Il cosiddetto “Decreto ILVA”, emanato dal Governo lo scorso 26 giugno, è approdato in parlamento per essere convertito in legge. In questa occasione la maggioranza ha inserito nel testo di conversione un emendamento composto da quattro commi che, se approvato, costituirebbe un attacco gravissimo ai diritti dei lavoratori.
Il primo comma dell’emendamento introduce il principio che, in aziende con più di 15 dipendenti, la decorrenza della prescrizione dei diritti dei lavoratori decorre in costanza di rapporto di lavoro. In parole povere, si riduce il tempo utile per rivendicare eventuali crediti retributivi non riscossi. “Oggi un lavoratore ha tempo cinque anni dalla fine del rapporto di lavoro per richiedere eventuali differenze retributive che non gli sono state precedentemente riconosciute (straordinari non pagati, sotto inquadramento ecc.) e secondo l’attuale orientamento giurisprudenziale, si può retrocedere questo diritto fino al 2007”, spiega Gabriele Viganò, responsabile dell’Ufficio Vertenze Legale della CGIL Lecco. “Con il nuovo emendamento, invece, non si può più attendere la cessazione del rapporto di lavoro in quanto si fa decorrere la prescrizione mentre il rapporto è ancora in corso. E’ evidente che vi possa essere un timore oggettivo nell’intraprendere un contenzioso con il proprio datore di lavoro, a maggior ragione considerato che anche per le grandi aziende non ci sono più le tutele originarie in caso di licenziamento previste dallo Statuto dei Lavoratori del 1970, che garantivano il diritto alla reintegra del posto di lavoro.”
Ma questa norma va addirittura oltre: una volta interrotta la prescrizione, atto che può essere agito anche con una semplice raccomandata o PEC, se non si avvia una causa di lavoro entro i successivi 180 giorni si perde ogni diritto. “Costringere i dipendenti a fare causa al proprio datore di lavoro in costanza di rapporto” continua Vigano’ “significa, nella stragrande maggioranza dei casi, scoraggiarli e impedire di fatto che le domande vengano presentate perché si teme di incorrere in evidenti o malcelate ritorsioni.
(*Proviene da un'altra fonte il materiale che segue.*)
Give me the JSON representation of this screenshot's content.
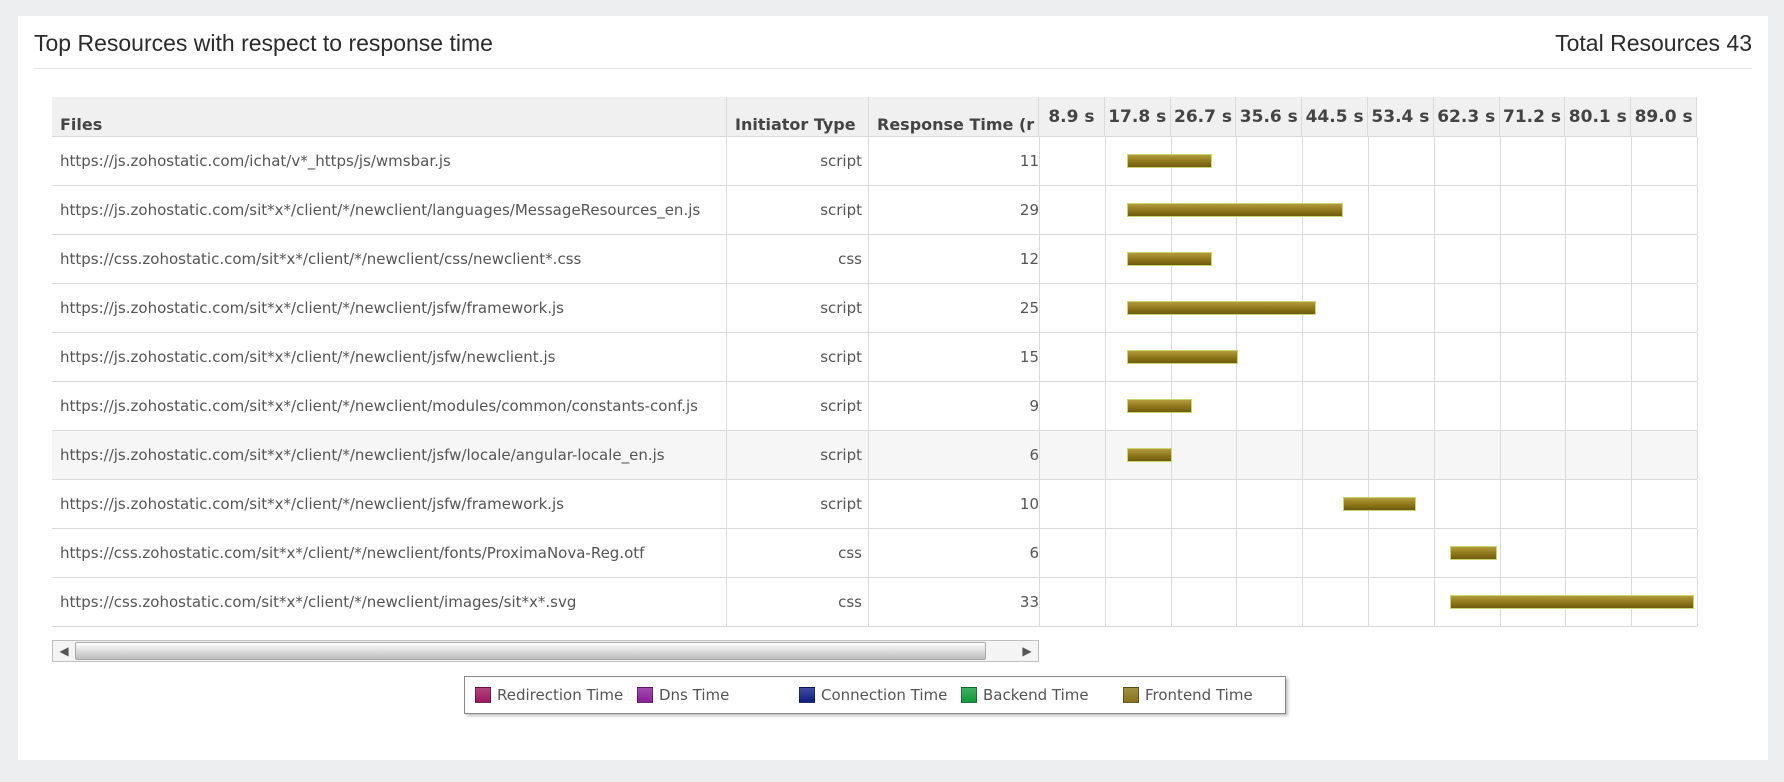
{
  "header": {
    "title": "Top Resources with respect to response time",
    "total_label": "Total Resources 43"
  },
  "table": {
    "columns": {
      "files": "Files",
      "initiator": "Initiator Type",
      "response": "Response Time (r"
    },
    "timeline_ticks": [
      "8.9 s",
      "17.8 s",
      "26.7 s",
      "35.6 s",
      "44.5 s",
      "53.4 s",
      "62.3 s",
      "71.2 s",
      "80.1 s",
      "89.0 s"
    ],
    "rows": [
      {
        "file": "https://js.zohostatic.com/ichat/v*_https/js/wmsbar.js",
        "initiator": "script",
        "response": "11",
        "start_s": 11.7,
        "end_s": 23.2
      },
      {
        "file": "https://js.zohostatic.com/sit*x*/client/*/newclient/languages/MessageResources_en.js",
        "initiator": "script",
        "response": "29",
        "start_s": 11.7,
        "end_s": 41.0
      },
      {
        "file": "https://css.zohostatic.com/sit*x*/client/*/newclient/css/newclient*.css",
        "initiator": "css",
        "response": "12",
        "start_s": 11.7,
        "end_s": 23.2
      },
      {
        "file": "https://js.zohostatic.com/sit*x*/client/*/newclient/jsfw/framework.js",
        "initiator": "script",
        "response": "25",
        "start_s": 11.7,
        "end_s": 37.3
      },
      {
        "file": "https://js.zohostatic.com/sit*x*/client/*/newclient/jsfw/newclient.js",
        "initiator": "script",
        "response": "15",
        "start_s": 11.7,
        "end_s": 26.8
      },
      {
        "file": "https://js.zohostatic.com/sit*x*/client/*/newclient/modules/common/constants-conf.js",
        "initiator": "script",
        "response": "9",
        "start_s": 11.7,
        "end_s": 20.5
      },
      {
        "file": "https://js.zohostatic.com/sit*x*/client/*/newclient/jsfw/locale/angular-locale_en.js",
        "initiator": "script",
        "response": "6",
        "start_s": 11.7,
        "end_s": 17.8
      },
      {
        "file": "https://js.zohostatic.com/sit*x*/client/*/newclient/jsfw/framework.js",
        "initiator": "script",
        "response": "10",
        "start_s": 41.0,
        "end_s": 50.9
      },
      {
        "file": "https://css.zohostatic.com/sit*x*/client/*/newclient/fonts/ProximaNova-Reg.otf",
        "initiator": "css",
        "response": "6",
        "start_s": 55.4,
        "end_s": 61.8
      },
      {
        "file": "https://css.zohostatic.com/sit*x*/client/*/newclient/images/sit*x*.svg",
        "initiator": "css",
        "response": "33",
        "start_s": 55.4,
        "end_s": 88.6
      }
    ],
    "selected_row": 6
  },
  "legend": [
    {
      "label": "Redirection Time",
      "color": "#a0155f"
    },
    {
      "label": "Dns Time",
      "color": "#8a1f99"
    },
    {
      "label": "Connection Time",
      "color": "#0d1f86"
    },
    {
      "label": "Backend Time",
      "color": "#119a3a"
    },
    {
      "label": "Frontend Time",
      "color": "#8a7317"
    }
  ],
  "colors": {
    "bar_fill": "#8a7317",
    "bar_border": "#c8d66f",
    "header_bg": "#f0f0f0"
  }
}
A parte il rischio massimo, ovvero quello di essere licenziati per motivi insussistenti, è storia nota come il lavoratore spesso venga messo in condizioni di particolare difficoltà: variazione delle mansione o dell’orario, trasferimento di sede di lavoro, fino ad arrivare a situazioni di straining o di vero e proprio mobbing”.
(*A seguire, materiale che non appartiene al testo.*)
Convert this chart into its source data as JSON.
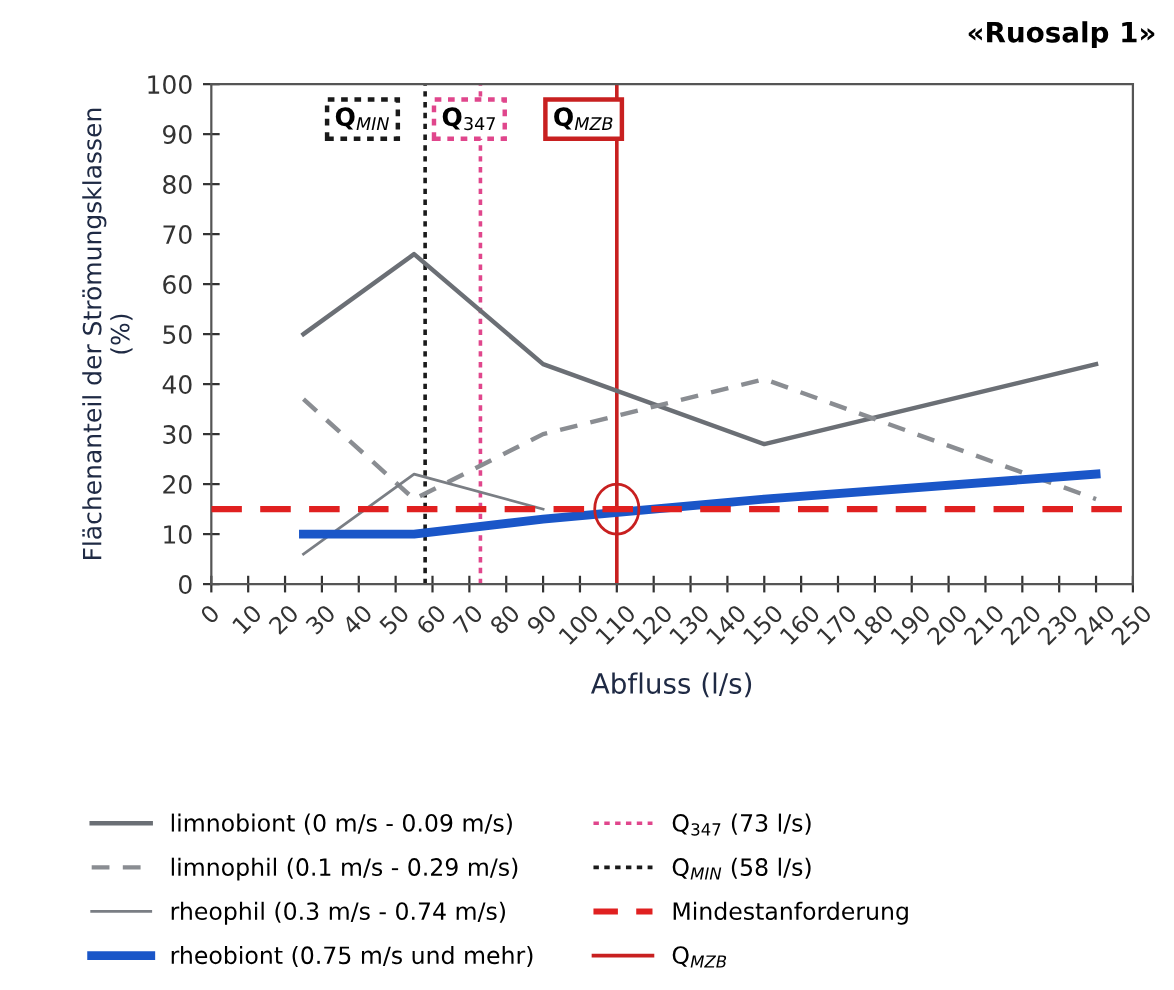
{
  "chart_data": {
    "type": "line",
    "title": "«Ruosalp 1»",
    "xlabel": "Abfluss (l/s)",
    "ylabel": "Flächenanteil der Strömungsklassen\n(%)",
    "x": [
      25,
      55,
      90,
      150,
      240
    ],
    "series": [
      {
        "name": "limnobiont (0 m/s - 0.09 m/s)",
        "color": "#6b6f75",
        "line_style": "solid",
        "values": [
          50,
          66,
          44,
          28,
          44
        ]
      },
      {
        "name": "limnophil (0.1 m/s - 0.29 m/s)",
        "color": "#8a8d92",
        "line_style": "dashed",
        "values": [
          37,
          17,
          30,
          41,
          17
        ]
      },
      {
        "name": "rheophil (0.3 m/s - 0.74 m/s)",
        "color": "#7a7e84",
        "line_style": "solid",
        "values": [
          6,
          22,
          15,
          null,
          null
        ]
      },
      {
        "name": "rheobiont (0.75 m/s und mehr)",
        "color": "#1a56c8",
        "line_style": "solid",
        "values": [
          10,
          10,
          13,
          17,
          22
        ]
      }
    ],
    "ref_lines": [
      {
        "axis": "x",
        "value": 73,
        "label": "Q$_{347}$ (73 l/s)",
        "color": "#e0468c",
        "line_style": "dotted"
      },
      {
        "axis": "x",
        "value": 58,
        "label": "Q$_{MIN}$ (58 l/s)",
        "color": "#1a1a1a",
        "line_style": "dotted"
      },
      {
        "axis": "y",
        "value": 15,
        "label": "Mindestanforderung",
        "color": "#e02020",
        "line_style": "dashed"
      },
      {
        "axis": "x",
        "value": 110,
        "label": "Q$_{MZB}$",
        "color": "#c82020",
        "line_style": "solid"
      }
    ],
    "annotations": [
      {
        "text": "Q$_{MIN}$",
        "x": 41,
        "y": 93
      },
      {
        "text": "Q$_{347}$",
        "x": 70,
        "y": 93
      },
      {
        "text": "Q$_{MZB}$",
        "x": 101,
        "y": 93
      }
    ],
    "xlim": [
      0,
      250
    ],
    "xticks": [
      0,
      10,
      20,
      30,
      40,
      50,
      60,
      70,
      80,
      90,
      100,
      110,
      120,
      130,
      140,
      150,
      160,
      170,
      180,
      190,
      200,
      210,
      220,
      230,
      240,
      250
    ],
    "ylim": [
      0,
      100
    ],
    "yticks": [
      0,
      10,
      20,
      30,
      40,
      50,
      60,
      70,
      80,
      90,
      100
    ],
    "grid": false,
    "legend": "bottom",
    "marker": "none"
  }
}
Il terzo e quarto comma dell’emendamento si riferiscono all’adeguatezza della retribuzione ai sensi dell’art. 36 della Costituzione, che – va ricordato – prevede testualmente che “il lavoratore ha diritto ad una retribuzione proporzionata alla quantità e qualità del suo lavoro e in ogni caso sufficiente ad assicurare a sé e alla famiglia un’esistenza libera e dignitosa”. Il fenomeno del cosiddetto “lavoro povero” è esploso negli ultimi anni in modo dilagante ed è stato oggetto di numerose indagini della magistratura. A questo proposito, l’emendamento proposto stabilisce che, nel caso in cui un giudice dovesse accertare la grave inadeguatezza della retribuzione rispetto a livelli minimi di sufficienza e proporzionalità, il lavoratore non potrà ottenere le differenze retributive maturate prima dell’invio della lettera con cui interrompe la prescrizione, ma solo quelle successive. Un vero e proprio colpo di spugna su tutte quelle cause, alcune ancora in corso, con cui migliaia di lavoratori chiedono un risarcimento per anni di retribuzioni considerate insufficienti a garantire loro un’esistenza libera e dignitosa.
Secondo Diego Riva, Segretario generale della CGIL Lecco, “con questa operazione sarà sempre più difficile tutelare i salari nei casi di crediti retributivi nei confronti del datore di lavoro. Considerando che queste norme sono inserite in un disegno di legge finalizzato alla salvaguardia dei posti di lavoro e ai comparti produttivi, sembra che il Governo voglia sostenere le imprese che fanno competizione sleale consentendo loro di non pagare quanto dovuto. Fatto ancora più grave se si considera che le azioni giudiziarie hanno parallelamente consentito un recupero di centinaia di milioni di euro in fatto di evasione fiscale e previdenziale. Al di là della retorica politica sulle migliaia di posti di lavori creati, ancora una volta siamo di fronte a un tentativo di cancellare alcune conquiste ottenute dai lavoratori negli ultimi anni.”